Eric Breteau, Emilie Lelouch, Philippe van Winkelberg, et Alain Péligat sont mis en examen. Nadia Merimi et Dominique Aubry sont placés sous le statut de témoin assisté.
Les six avaient par ailleurs fait appel du jugement du tribunal de Créteil convertissant la peine tchadienne de huit ans de travaux forcés dans le droit français en huit de prison.
Me Mario Stasi, l'avocat de Nadia Merimi, a d'ores et déjà annoncé que cet « appel allait être abandonné, même si cela équivaut à une condamnation définitive ».

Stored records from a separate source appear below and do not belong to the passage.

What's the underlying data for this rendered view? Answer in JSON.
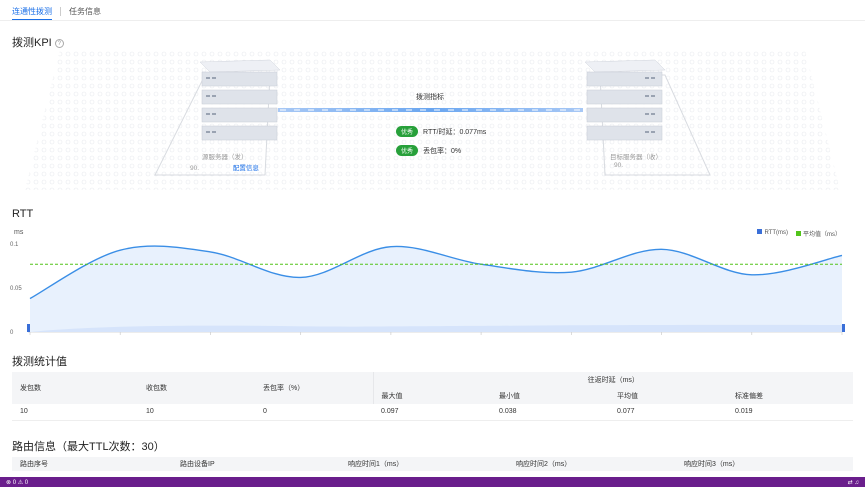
{
  "tabs": [
    {
      "label": "连通性拨测"
    },
    {
      "label": "任务信息"
    }
  ],
  "kpi": {
    "title": "拨测KPI",
    "center_label": "拨测指标",
    "source": {
      "label": "源服务器（发）",
      "ip": "90.",
      "config_link": "配置信息"
    },
    "target": {
      "label": "目标服务器（收）",
      "ip": "90."
    },
    "metrics": [
      {
        "badge": "优秀",
        "text": "RTT/时延：0.077ms"
      },
      {
        "badge": "优秀",
        "text": "丢包率：0%"
      }
    ]
  },
  "rtt": {
    "title": "RTT",
    "unit": "ms",
    "legend": [
      {
        "name": "RTT(ms)",
        "color": "#3a6fd8"
      },
      {
        "name": "平均值（ms）",
        "color": "#52c41a"
      }
    ]
  },
  "chart_data": {
    "type": "area",
    "ylabel": "ms",
    "ylim": [
      0,
      0.1
    ],
    "yticks": [
      "0",
      "0.05",
      "0.1"
    ],
    "x": [
      1,
      2,
      3,
      4,
      5,
      6,
      7,
      8,
      9,
      10
    ],
    "series": [
      {
        "name": "RTT(ms)",
        "values": [
          0.038,
          0.093,
          0.091,
          0.062,
          0.097,
          0.077,
          0.068,
          0.094,
          0.065,
          0.087
        ]
      }
    ],
    "average": {
      "name": "平均值（ms）",
      "value": 0.077
    },
    "colors": {
      "line": "#3a8ee6",
      "fill": "#e8f1fd",
      "avg": "#52c41a"
    }
  },
  "stats": {
    "title": "拨测统计值",
    "headers": {
      "sent": "发包数",
      "received": "收包数",
      "loss": "丢包率（%）",
      "rtt_group": "往返时延（ms）",
      "max": "最大值",
      "min": "最小值",
      "avg": "平均值",
      "std": "标准偏差"
    },
    "row": {
      "sent": "10",
      "received": "10",
      "loss": "0",
      "max": "0.097",
      "min": "0.038",
      "avg": "0.077",
      "std": "0.019"
    }
  },
  "route": {
    "title": "路由信息（最大TTL次数：30）",
    "headers": [
      "路由序号",
      "路由设备IP",
      "响应时间1（ms）",
      "响应时间2（ms）",
      "响应时间3（ms）"
    ]
  },
  "statusbar": {
    "left": "⊗ 0 ⚠ 0"
  }
}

Me Jean-Claude Guidicelli, conseil de MM. Péligat et van Winkelberg, a au contraire décidé de maintenir l'appel pour démontrer que ses clients sont « totalement innocents » car ils « ont été trahis de toutes parts, notamment par certains au niveau du Quai d'Orsay ».
Quant à Eric Breteau et Emilie Lelouch, leur avocat, Me Gilbert Collard, s'est demandé s'ils « n'allaient pas maintenir leur appel ». « Mes deux clients ont envie de s'expliquer et veulent être innocentés », a-t-il ajouté.

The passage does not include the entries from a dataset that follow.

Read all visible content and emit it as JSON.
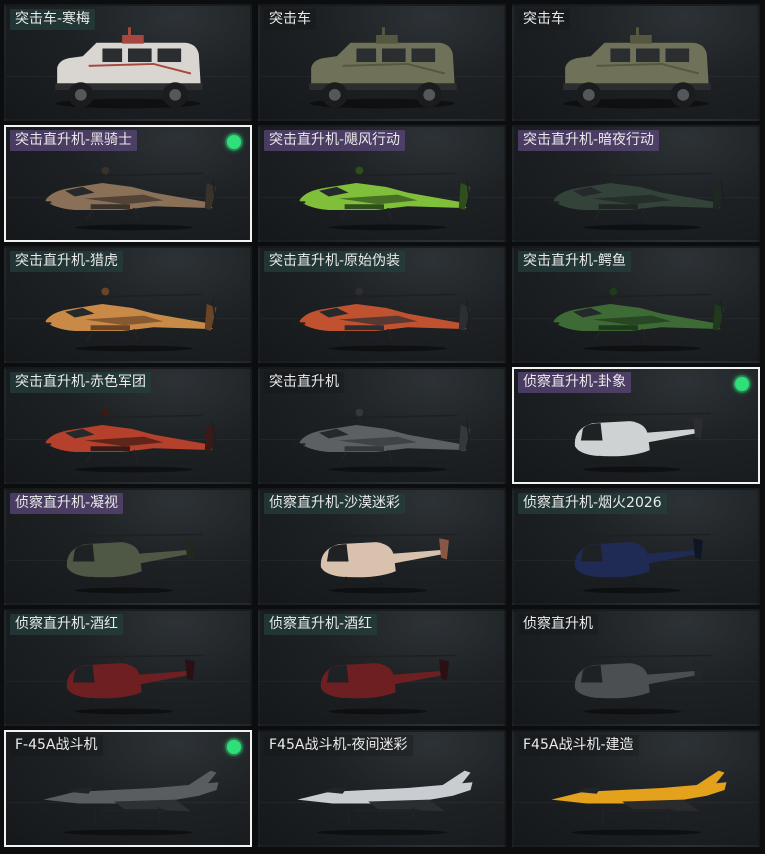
{
  "items": [
    {
      "label": "突击车-寒梅",
      "kind": "truck",
      "tag": "teal",
      "selected": false,
      "equipped": false,
      "colors": [
        "#d9d6d2",
        "#a5483f"
      ]
    },
    {
      "label": "突击车",
      "kind": "truck",
      "tag": "plain",
      "selected": false,
      "equipped": false,
      "colors": [
        "#6f7158",
        "#55573f"
      ]
    },
    {
      "label": "突击车",
      "kind": "truck",
      "tag": "plain",
      "selected": false,
      "equipped": false,
      "colors": [
        "#6f7158",
        "#55573f"
      ]
    },
    {
      "label": "突击直升机-黑骑士",
      "kind": "attack",
      "tag": "purple",
      "selected": true,
      "equipped": true,
      "colors": [
        "#8a7056",
        "#3a3129"
      ]
    },
    {
      "label": "突击直升机-飓风行动",
      "kind": "attack",
      "tag": "purple",
      "selected": false,
      "equipped": false,
      "colors": [
        "#7fbf3a",
        "#2e4f1c"
      ]
    },
    {
      "label": "突击直升机-暗夜行动",
      "kind": "attack",
      "tag": "purple",
      "selected": false,
      "equipped": false,
      "colors": [
        "#34433a",
        "#1e2722"
      ]
    },
    {
      "label": "突击直升机-猎虎",
      "kind": "attack",
      "tag": "teal",
      "selected": false,
      "equipped": false,
      "colors": [
        "#c88a46",
        "#6a4426"
      ]
    },
    {
      "label": "突击直升机-原始伪装",
      "kind": "attack",
      "tag": "teal",
      "selected": false,
      "equipped": false,
      "colors": [
        "#c0522f",
        "#2c2e34"
      ]
    },
    {
      "label": "突击直升机-鳄鱼",
      "kind": "attack",
      "tag": "teal",
      "selected": false,
      "equipped": false,
      "colors": [
        "#3d6a35",
        "#1f3a1d"
      ]
    },
    {
      "label": "突击直升机-赤色军团",
      "kind": "attack",
      "tag": "teal",
      "selected": false,
      "equipped": false,
      "colors": [
        "#b5402b",
        "#3a1a16"
      ]
    },
    {
      "label": "突击直升机",
      "kind": "attack",
      "tag": "plain",
      "selected": false,
      "equipped": false,
      "colors": [
        "#5b6062",
        "#34383b"
      ]
    },
    {
      "label": "侦察直升机-卦象",
      "kind": "scout",
      "tag": "purple",
      "selected": true,
      "equipped": true,
      "colors": [
        "#cfd2d2",
        "#2a2c2e"
      ]
    },
    {
      "label": "侦察直升机-凝视",
      "kind": "scout",
      "tag": "purple",
      "selected": false,
      "equipped": false,
      "colors": [
        "#4f5845",
        "#23271f"
      ]
    },
    {
      "label": "侦察直升机-沙漠迷彩",
      "kind": "scout",
      "tag": "teal",
      "selected": false,
      "equipped": false,
      "colors": [
        "#d9c2ad",
        "#8a5744"
      ]
    },
    {
      "label": "侦察直升机-烟火2026",
      "kind": "scout",
      "tag": "teal",
      "selected": false,
      "equipped": false,
      "colors": [
        "#1f2b55",
        "#101522"
      ]
    },
    {
      "label": "侦察直升机-酒红",
      "kind": "scout",
      "tag": "teal",
      "selected": false,
      "equipped": false,
      "colors": [
        "#6e1f22",
        "#2a1012"
      ]
    },
    {
      "label": "侦察直升机-酒红",
      "kind": "scout",
      "tag": "teal",
      "selected": false,
      "equipped": false,
      "colors": [
        "#6e1f22",
        "#2a1012"
      ]
    },
    {
      "label": "侦察直升机",
      "kind": "scout",
      "tag": "plain",
      "selected": false,
      "equipped": false,
      "colors": [
        "#4c4f52",
        "#232527"
      ]
    },
    {
      "label": "F-45A战斗机",
      "kind": "jet",
      "tag": "plain",
      "selected": true,
      "equipped": true,
      "colors": [
        "#595d60",
        "#2e3133"
      ]
    },
    {
      "label": "F45A战斗机-夜间迷彩",
      "kind": "jet",
      "tag": "plain",
      "selected": false,
      "equipped": false,
      "colors": [
        "#c9ccd0",
        "#2a2d31"
      ]
    },
    {
      "label": "F45A战斗机-建造",
      "kind": "jet",
      "tag": "plain",
      "selected": false,
      "equipped": false,
      "colors": [
        "#e3a11c",
        "#2b2b2b"
      ]
    }
  ]
}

Indemnisation « solidaire »
Les membres de l'association vont également devoir indemniser « solidairement », à hauteur de 6,3 millions d'euros, les familles des 103 enfants.
Mardi, le Premier ministre, François Fillon, a exclu que la France s'en charge: « Il est hors de question que le contribuable français paie six millions d'euros pour des erreurs que la France n'a pas commises ».
Le syndicat des magistrats du Tchad (SMT) a estimé a contrario que c'était à l'Etat français de « se substituer aux condamnés graciés pour le paiement des dommages et intérêts aux victimes ».
Les condamnés, la plupart aux revenus modestes, auront les plus grandes difficultés à régler chacun un million d'euros.
Les parties civiles tchadiennes devront « confier » le règlement de cette indemnisation à un huissier « qui ira récupérer, auprès de qui il pourra, les sommes d'argent », a expliqué Me Collard.